DeepSeek provides state-of-the-art open-weight models with a public API. Known for DeepSeek-Coder (code generation), DeepSeek-R1 (chain-of-thought reasoning), and competitive pricing. Models are fully open-source and can be self-hosted.
API: https://api.deepseek.com
Docs: https://platform.deepseek.com/docs
Models on Hub: https://huggingface.co/deepseek-ai
GitHub: https://github.com/deepseek-ai
Installation
Python SDK (OpenAI-compatible)
# DeepSeek uses the OpenAI SDK with a custom base_url
pip install openai
# Or use httpx for direct REST calls
pip install httpx
# For local deployment via Ollama
curl -fsSL https://ollama.com/install.sh | sh
ollama pull deepseek-r1:7b
ollama pull deepseek-coder-v2:16b
vLLM Self-Hosted Inference
# Install vLLM (requires CUDA 11.8+)
pip install vllm
# Serve DeepSeek model
vllm serve deepseek-ai/DeepSeek-R1-Distill-Qwen-7B \
--dtype bfloat16 \
--max-model-len 16384 \
--tensor-parallel-size 1
# OpenAI-compatible endpoint now at http://localhost:8000/v1
pip install transformers accelerate torch bitsandbytes
Configuration
API Client Setup
from openai import OpenAI
# DeepSeek API (cloud)
client = OpenAI(
api_key="sk-xxxxxxxxxxxxxxxxxxxx", # From platform.deepseek.com
base_url="https://api.deepseek.com",
)
# Self-hosted via Ollama
client_local = OpenAI(
api_key="ollama", # Any non-empty string
base_url="http://localhost:11434/v1",
)
# Self-hosted via vLLM
client_vllm = OpenAI(
api_key="EMPTY",
base_url="http://localhost:8000/v1",
)
Environment Variables
export DEEPSEEK_API_KEY="sk-xxxxxxxxxxxxxxxxxxxx"

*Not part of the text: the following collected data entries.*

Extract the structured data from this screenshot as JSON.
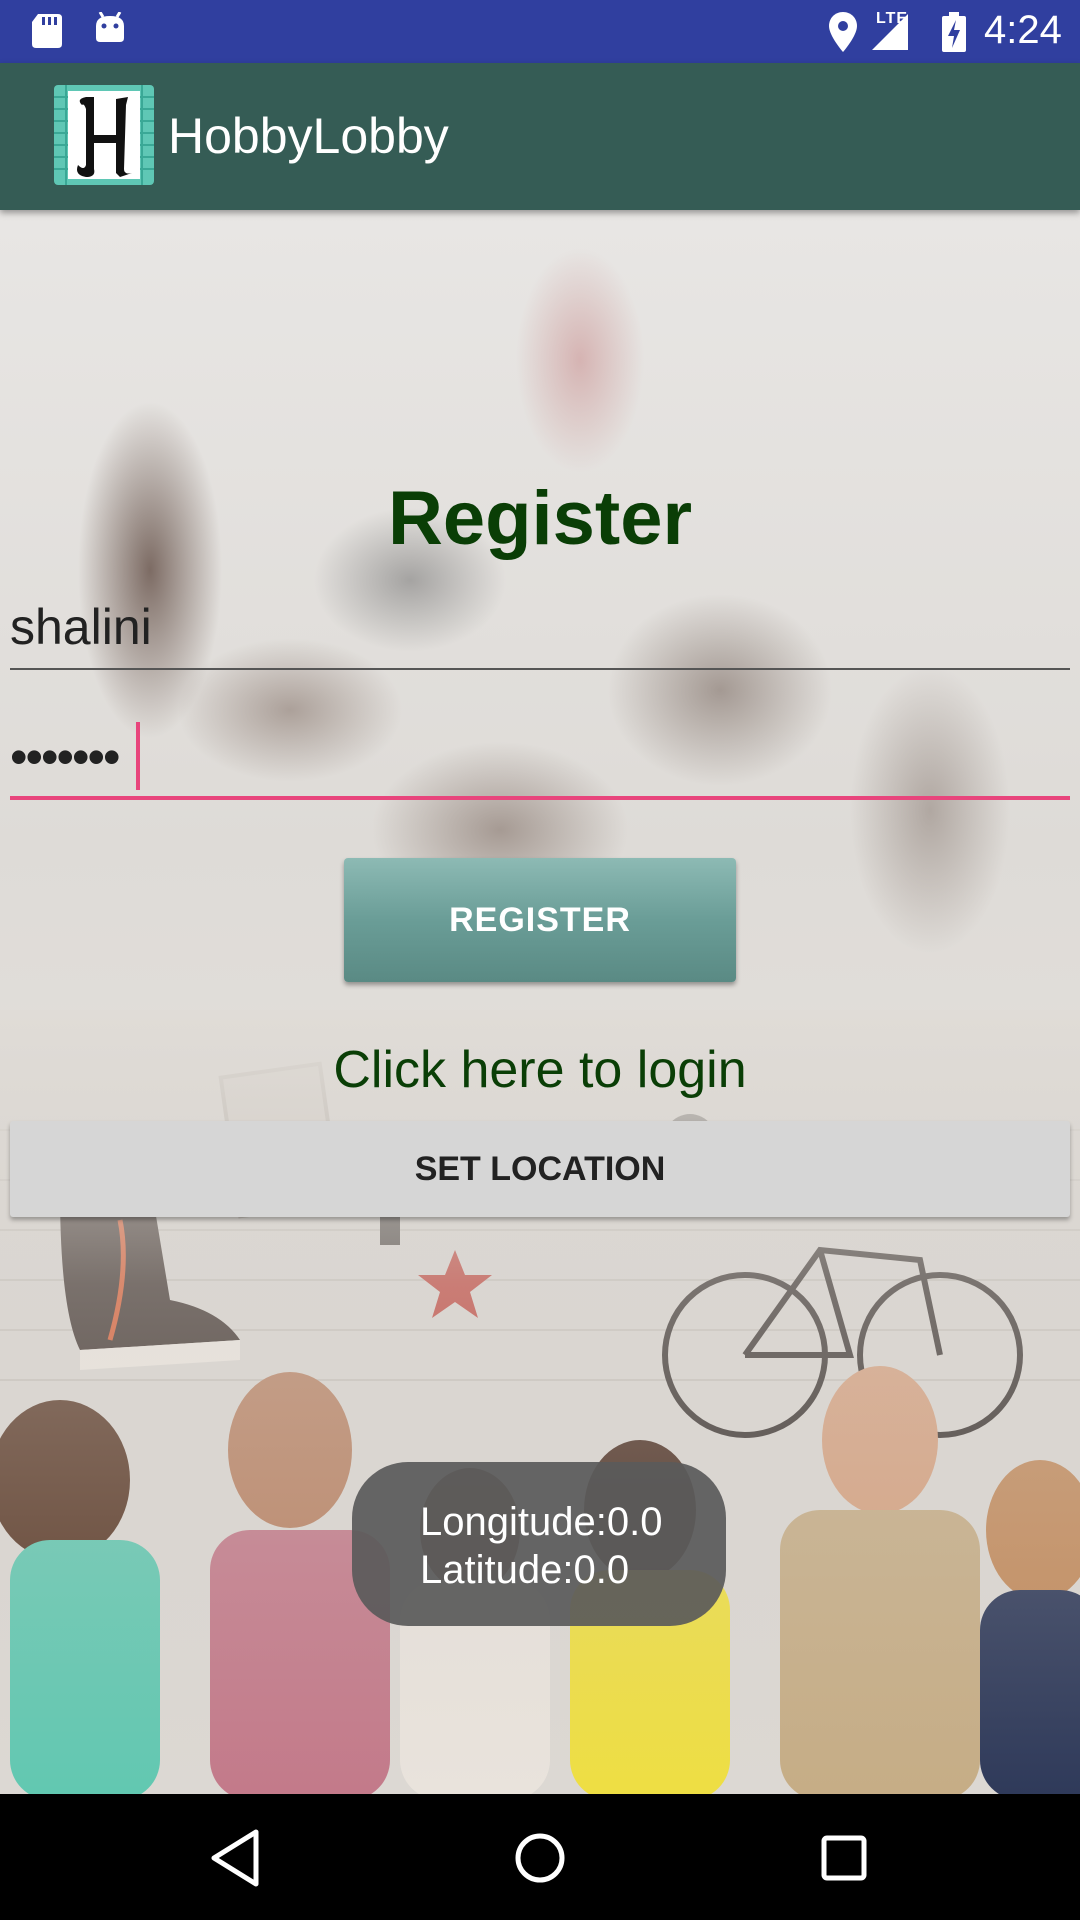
{
  "status_bar": {
    "network_label": "LTE",
    "time": "4:24",
    "icons": [
      "sd-card-icon",
      "android-icon",
      "location-icon",
      "signal-icon",
      "battery-charging-icon"
    ]
  },
  "toolbar": {
    "title": "HobbyLobby",
    "logo_icon": "hobbylobby-logo-icon"
  },
  "form": {
    "heading": "Register",
    "username_value": "shalini",
    "password_value": "•••••••",
    "register_button": "REGISTER",
    "login_link": "Click here to login",
    "set_location_button": "SET LOCATION"
  },
  "toast": {
    "longitude": "Longitude:0.0",
    "latitude": "Latitude:0.0"
  },
  "colors": {
    "status_bar": "#303F9F",
    "toolbar": "#355C55",
    "heading": "#0A3E06",
    "accent": "#E8457C",
    "register_button": "#6a9d97"
  },
  "nav_bar": {
    "icons": [
      "back-icon",
      "home-icon",
      "recents-icon"
    ]
  }
}
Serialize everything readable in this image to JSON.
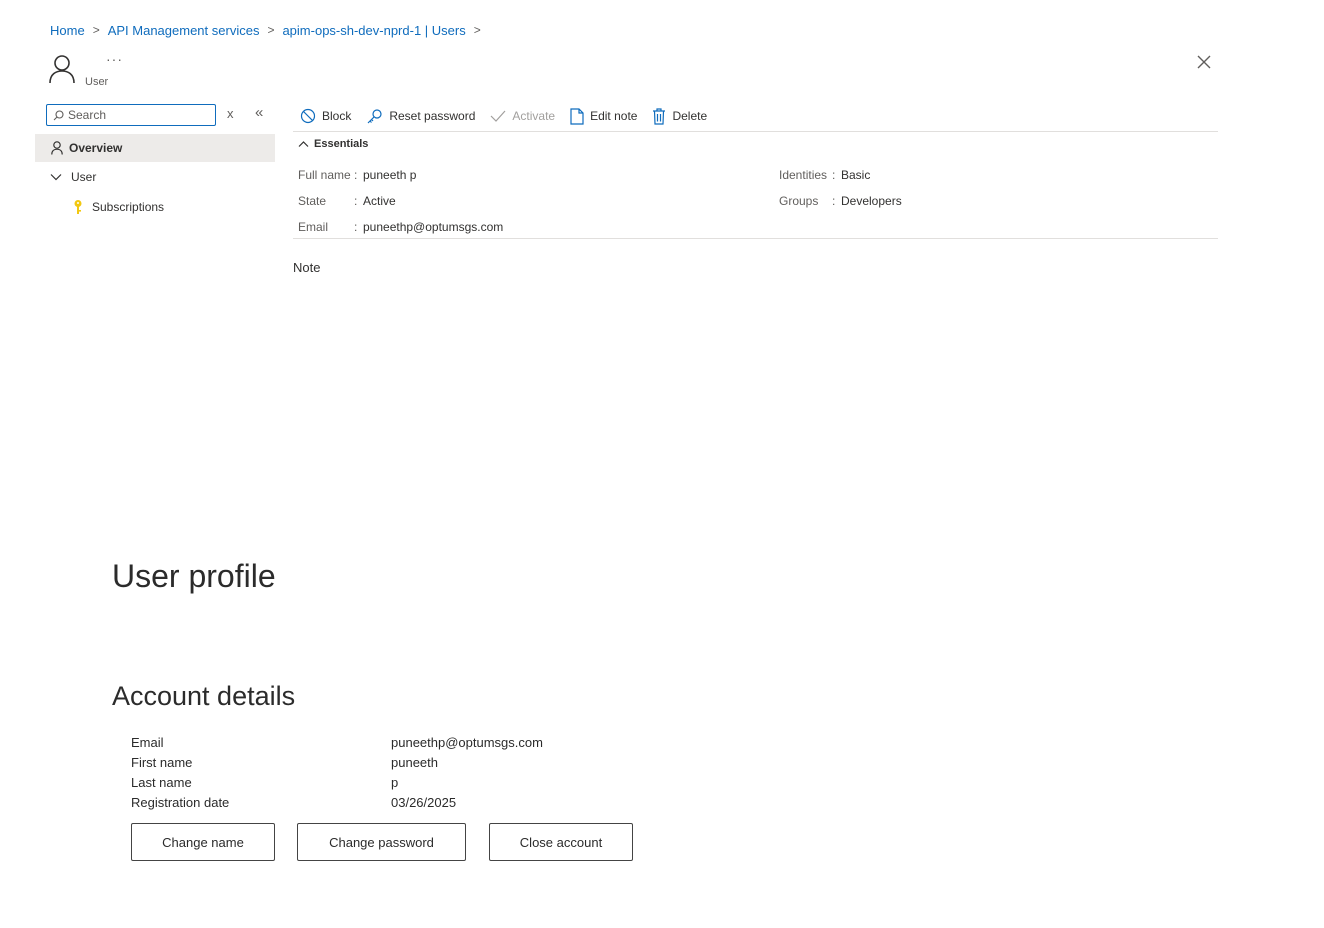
{
  "breadcrumb": {
    "items": [
      "Home",
      "API Management services",
      "apim-ops-sh-dev-nprd-1 | Users"
    ],
    "separator": ">"
  },
  "header": {
    "subtitle": "User",
    "more_label": "···",
    "close_label": "×"
  },
  "nav": {
    "search_placeholder": "Search",
    "clear_label": "x",
    "collapse_label": "«",
    "items": [
      {
        "label": "Overview",
        "icon": "person-icon",
        "selected": true
      },
      {
        "label": "User",
        "icon": "chevron-down-icon"
      },
      {
        "label": "Subscriptions",
        "icon": "key-icon"
      }
    ]
  },
  "toolbar": {
    "block": "Block",
    "reset_password": "Reset password",
    "activate": "Activate",
    "edit_note": "Edit note",
    "delete": "Delete"
  },
  "essentials": {
    "title": "Essentials",
    "left": [
      {
        "label": "Full name",
        "value": "puneeth p"
      },
      {
        "label": "State",
        "value": "Active"
      },
      {
        "label": "Email",
        "value": "puneethp@optumsgs.com"
      }
    ],
    "right": [
      {
        "label": "Identities",
        "value": "Basic"
      },
      {
        "label": "Groups",
        "value": "Developers"
      }
    ],
    "colon": ":"
  },
  "note": {
    "label": "Note"
  },
  "profile": {
    "title": "User profile",
    "account_title": "Account details",
    "rows": [
      {
        "label": "Email",
        "value": "puneethp@optumsgs.com"
      },
      {
        "label": "First name",
        "value": "puneeth"
      },
      {
        "label": "Last name",
        "value": "p"
      },
      {
        "label": "Registration date",
        "value": "03/26/2025"
      }
    ],
    "buttons": {
      "change_name": "Change name",
      "change_password": "Change password",
      "close_account": "Close account"
    }
  },
  "colors": {
    "link": "#0f6cbd",
    "selected_bg": "#edebe9",
    "key_icon": "#f2c811"
  }
}
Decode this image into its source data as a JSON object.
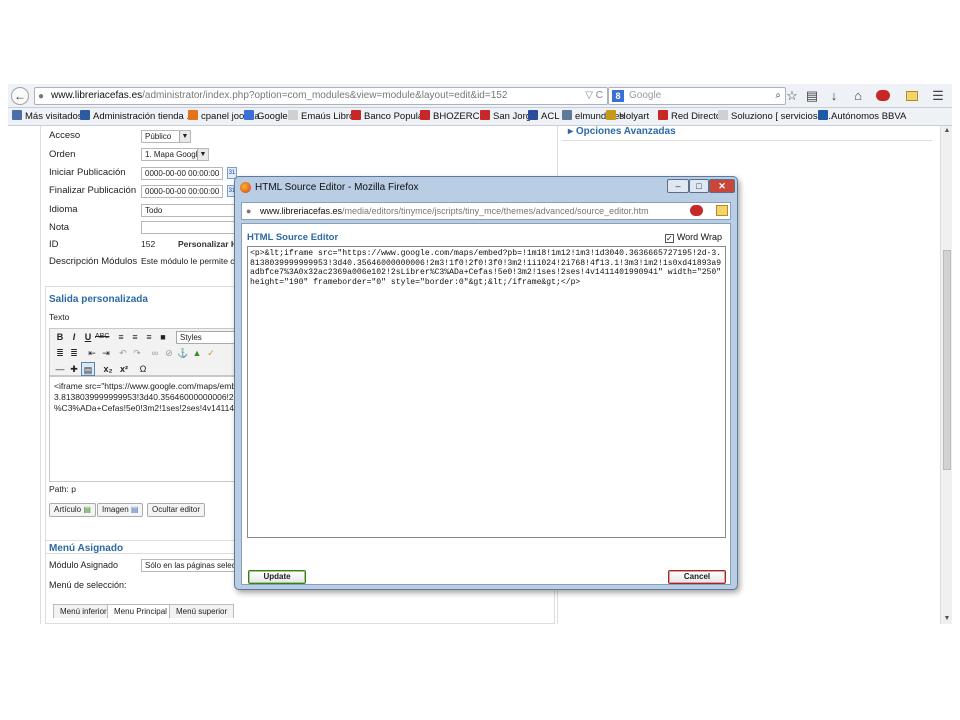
{
  "browser": {
    "url_host": "www.libreriacefas.es",
    "url_path": "/administrator/index.php?option=com_modules&view=module&layout=edit&id=152",
    "search_placeholder": "Google",
    "bookmarks": [
      {
        "label": "Más visitados",
        "color": "#4b6ea8"
      },
      {
        "label": "Administración tienda ...",
        "color": "#2c5aa0"
      },
      {
        "label": "cpanel joomla",
        "color": "#e2731b"
      },
      {
        "label": "Google",
        "color": "#3b6fd8"
      },
      {
        "label": "Emaús Libros",
        "color": "#d0d0d0"
      },
      {
        "label": "Banco Popular",
        "color": "#c62828"
      },
      {
        "label": "BHOZERCK",
        "color": "#c62828"
      },
      {
        "label": "San Jorge",
        "color": "#c62828"
      },
      {
        "label": "ACL",
        "color": "#2b4c9a"
      },
      {
        "label": "elmundo.es",
        "color": "#5f7a98"
      },
      {
        "label": "Holyart",
        "color": "#c59b1b"
      },
      {
        "label": "Red Directo",
        "color": "#c62828"
      },
      {
        "label": "Soluziono [ servicios e...",
        "color": "#d0d0d0"
      },
      {
        "label": "Autónomos BBVA",
        "color": "#1e5aa8"
      }
    ]
  },
  "form": {
    "acceso_label": "Acceso",
    "acceso_value": "Público",
    "orden_label": "Orden",
    "orden_value": "1. Mapa Google",
    "inicio_label": "Iniciar Publicación",
    "inicio_value": "0000-00-00 00:00:00",
    "fin_label": "Finalizar Publicación",
    "fin_value": "0000-00-00 00:00:00",
    "idioma_label": "Idioma",
    "idioma_value": "Todo",
    "nota_label": "Nota",
    "id_label": "ID",
    "id_value": "152",
    "personalizar": "Personalizar H",
    "desc_label": "Descripción Módulos",
    "desc_value": "Este módulo le permite cr",
    "section_salida": "Salida personalizada",
    "texto_label": "Texto",
    "styles_label": "Styles",
    "editor_text": "<iframe src=\"https://www.google.com/maps/emb\n3.8138039999999953!3d40.35646000000006!2\n%C3%ADa+Cefas!5e0!3m2!1ses!2ses!4v14114019",
    "path_label": "Path: p",
    "btn_articulo": "Artículo",
    "btn_imagen": "Imagen",
    "btn_ocultar": "Ocultar editor",
    "section_menu": "Menú Asignado",
    "modulo_asignado_label": "Módulo Asignado",
    "modulo_asignado_value": "Sólo en las páginas seleccion",
    "menu_seleccion_label": "Menú de selección:",
    "tabs": [
      "Menú inferior",
      "Menu Principal",
      "Menú superior"
    ]
  },
  "right": {
    "opciones": "Opciones Avanzadas"
  },
  "popup": {
    "window_title": "HTML Source Editor - Mozilla Firefox",
    "url_host": "www.libreriacefas.es",
    "url_path": "/media/editors/tinymce/jscripts/tiny_mce/themes/advanced/source_editor.htm",
    "heading": "HTML Source Editor",
    "word_wrap_label": "Word Wrap",
    "word_wrap_checked": true,
    "source": "<p>&lt;iframe src=\"https://www.google.com/maps/embed?pb=!1m18!1m12!1m3!1d3040.3636665727195!2d-3.8138039999999953!3d40.35646000000006!2m3!1f0!2f0!3f0!3m2!1i1024!2i768!4f13.1!3m3!1m2!1s0xd41893a9adbfce7%3A0x32ac2369a006e102!2sLibrer%C3%ADa+Cefas!5e0!3m2!1ses!2ses!4v1411401990941\" width=\"250\" height=\"190\" frameborder=\"0\" style=\"border:0\"&gt;&lt;/iframe&gt;</p>",
    "update_label": "Update",
    "cancel_label": "Cancel"
  }
}
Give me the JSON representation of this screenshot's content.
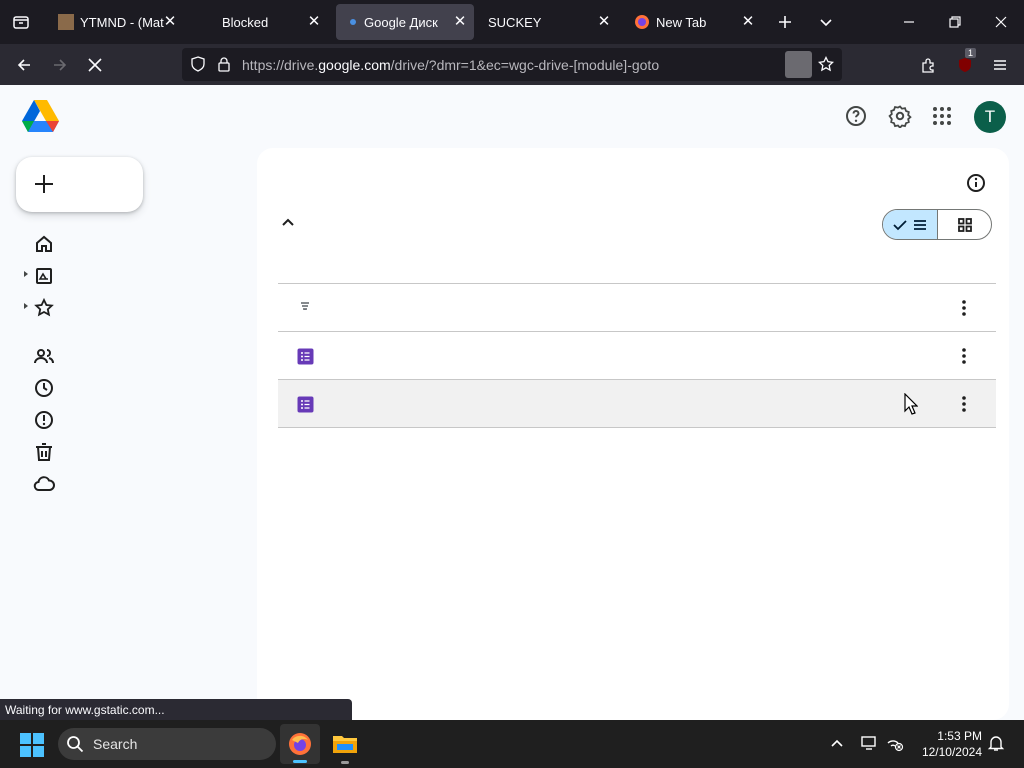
{
  "browser": {
    "tabs": [
      {
        "title": "YTMND - (Matu",
        "active": false
      },
      {
        "title": "Blocked",
        "active": false
      },
      {
        "title": "Google Диск",
        "active": true
      },
      {
        "title": "SUCKEY",
        "active": false
      },
      {
        "title": "New Tab",
        "active": false
      }
    ],
    "url_prefix": "https://drive.",
    "url_domain": "google.com",
    "url_suffix": "/drive/?dmr=1&ec=wgc-drive-[module]-goto",
    "extension_badge": "1",
    "status_text": "Waiting for www.gstatic.com..."
  },
  "drive": {
    "avatar_letter": "T",
    "nav_icons": [
      "home-icon",
      "my-drive-icon",
      "starred-icon",
      "shared-icon",
      "recent-icon",
      "spam-icon",
      "trash-icon",
      "storage-icon"
    ],
    "rows": [
      {
        "icon": "filter-icon"
      },
      {
        "icon": "forms-icon"
      },
      {
        "icon": "forms-icon"
      }
    ],
    "colors": {
      "accent": "#c2e7ff",
      "forms": "#673ab7",
      "avatar": "#0b5f4a"
    }
  },
  "taskbar": {
    "search_label": "Search",
    "time": "1:53 PM",
    "date": "12/10/2024"
  }
}
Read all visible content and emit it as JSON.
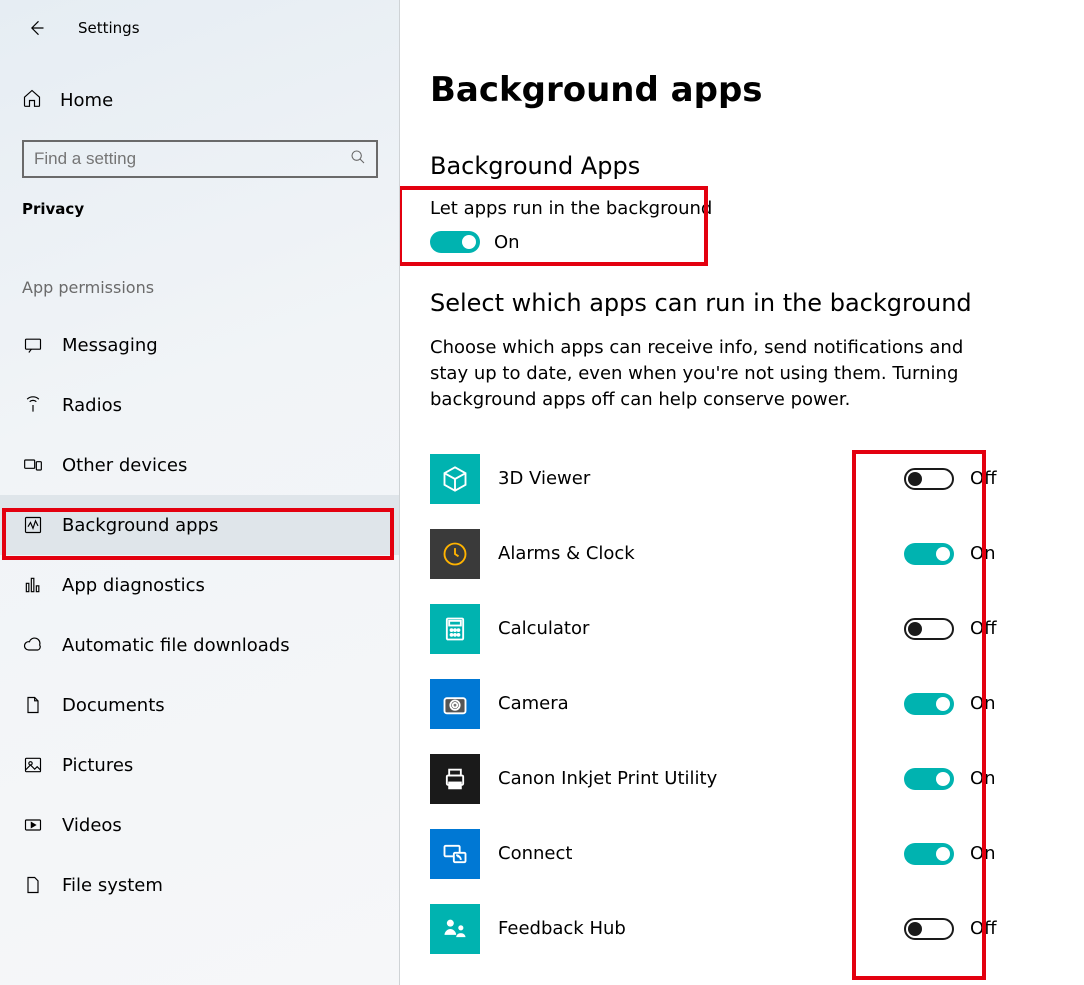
{
  "header": {
    "title": "Settings"
  },
  "sidebar": {
    "home": "Home",
    "search_placeholder": "Find a setting",
    "category": "Privacy",
    "group_label": "App permissions",
    "items": [
      {
        "label": "Messaging",
        "icon": "message-icon",
        "selected": false
      },
      {
        "label": "Radios",
        "icon": "radio-icon",
        "selected": false
      },
      {
        "label": "Other devices",
        "icon": "devices-icon",
        "selected": false
      },
      {
        "label": "Background apps",
        "icon": "activity-icon",
        "selected": true
      },
      {
        "label": "App diagnostics",
        "icon": "diag-icon",
        "selected": false
      },
      {
        "label": "Automatic file downloads",
        "icon": "cloud-icon",
        "selected": false
      },
      {
        "label": "Documents",
        "icon": "document-icon",
        "selected": false
      },
      {
        "label": "Pictures",
        "icon": "picture-icon",
        "selected": false
      },
      {
        "label": "Videos",
        "icon": "video-icon",
        "selected": false
      },
      {
        "label": "File system",
        "icon": "file-icon",
        "selected": false
      }
    ]
  },
  "main": {
    "page_title": "Background apps",
    "section1_title": "Background Apps",
    "master_label": "Let apps run in the background",
    "master_on": true,
    "master_state": "On",
    "section2_title": "Select which apps can run in the background",
    "description": "Choose which apps can receive info, send notifications and stay up to date, even when you're not using them. Turning background apps off can help conserve power.",
    "state_on": "On",
    "state_off": "Off",
    "apps": [
      {
        "name": "3D Viewer",
        "on": false,
        "bg": "#00b3b0",
        "icon": "cube-icon"
      },
      {
        "name": "Alarms & Clock",
        "on": true,
        "bg": "#3a3a3a",
        "icon": "clock-icon"
      },
      {
        "name": "Calculator",
        "on": false,
        "bg": "#00b3b0",
        "icon": "calc-icon"
      },
      {
        "name": "Camera",
        "on": true,
        "bg": "#0078d4",
        "icon": "camera-icon"
      },
      {
        "name": "Canon Inkjet Print Utility",
        "on": true,
        "bg": "#1a1a1a",
        "icon": "printer-icon"
      },
      {
        "name": "Connect",
        "on": true,
        "bg": "#0078d4",
        "icon": "connect-icon"
      },
      {
        "name": "Feedback Hub",
        "on": false,
        "bg": "#00b3b0",
        "icon": "feedback-icon"
      }
    ]
  },
  "colors": {
    "accent": "#00b3b0",
    "highlight": "#e3000f"
  }
}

export DEEPSEEK_BASE_URL="https://api.deepseek.com"
# Optional: use a local endpoint
export DEEPSEEK_BASE_URL="http://localhost:11434/v1"
Core API / Commands
Available Models
| Model | Context | Strengths | Pricing (Input/Output per 1M tokens) |
|---|
deepseek-chat | 64K | General chat, instruction following | $0.27 / $1.10 |
deepseek-reasoner | 64K | Chain-of-thought, math, logic | $0.55 / $2.19 |
deepseek-coder | 16K | Code generation, completion | $0.14 / $0.28 |
deepseek-ai/DeepSeek-R1 (HF) | 128K | Full open-weight reasoning model | Self-hosted |
deepseek-ai/DeepSeek-V3 (HF) | 128K | Full open-weight general model | Self-hosted |
deepseek-r1:7b (Ollama) | 32K | Lightweight local reasoning | Free (local) |
deepseek-coder-v2:16b (Ollama) | 32K | Local code model | Free (local) |
API Endpoints
| Endpoint | Method | Description |
|---|
/chat/completions | POST | Chat completions (main endpoint) |
/completions | POST | Text completion (legacy/FIM) |
/models | GET | List available models |
/beta/completions | POST | FIM (fill-in-the-middle) completions |
Advanced Usage
Chat Completions
from openai import OpenAI
client = OpenAI(
api_key="sk-xxxxxxxxxxxxxxxxxxxx",
base_url="https://api.deepseek.com",
)
# Basic chat
response = client.chat.completions.create(
model="deepseek-chat",
messages=[
{"role": "system", "content": "You are a helpful assistant."},
{"role": "user", "content": "Explain gradient descent in 3 sentences."},
],
temperature=0.7,
max_tokens=512,
)
print(response.choices[0].message.content)
# Streaming response
stream = client.chat.completions.create(
model="deepseek-chat",
messages=[{"role": "user", "content": "Write a Python quicksort."}],
stream=True,
)
for chunk in stream:
if chunk.choices[0].delta.content:
print(chunk.choices[0].delta.content, end="", flush=True)
DeepSeek-R1 Reasoning (with thinking tokens)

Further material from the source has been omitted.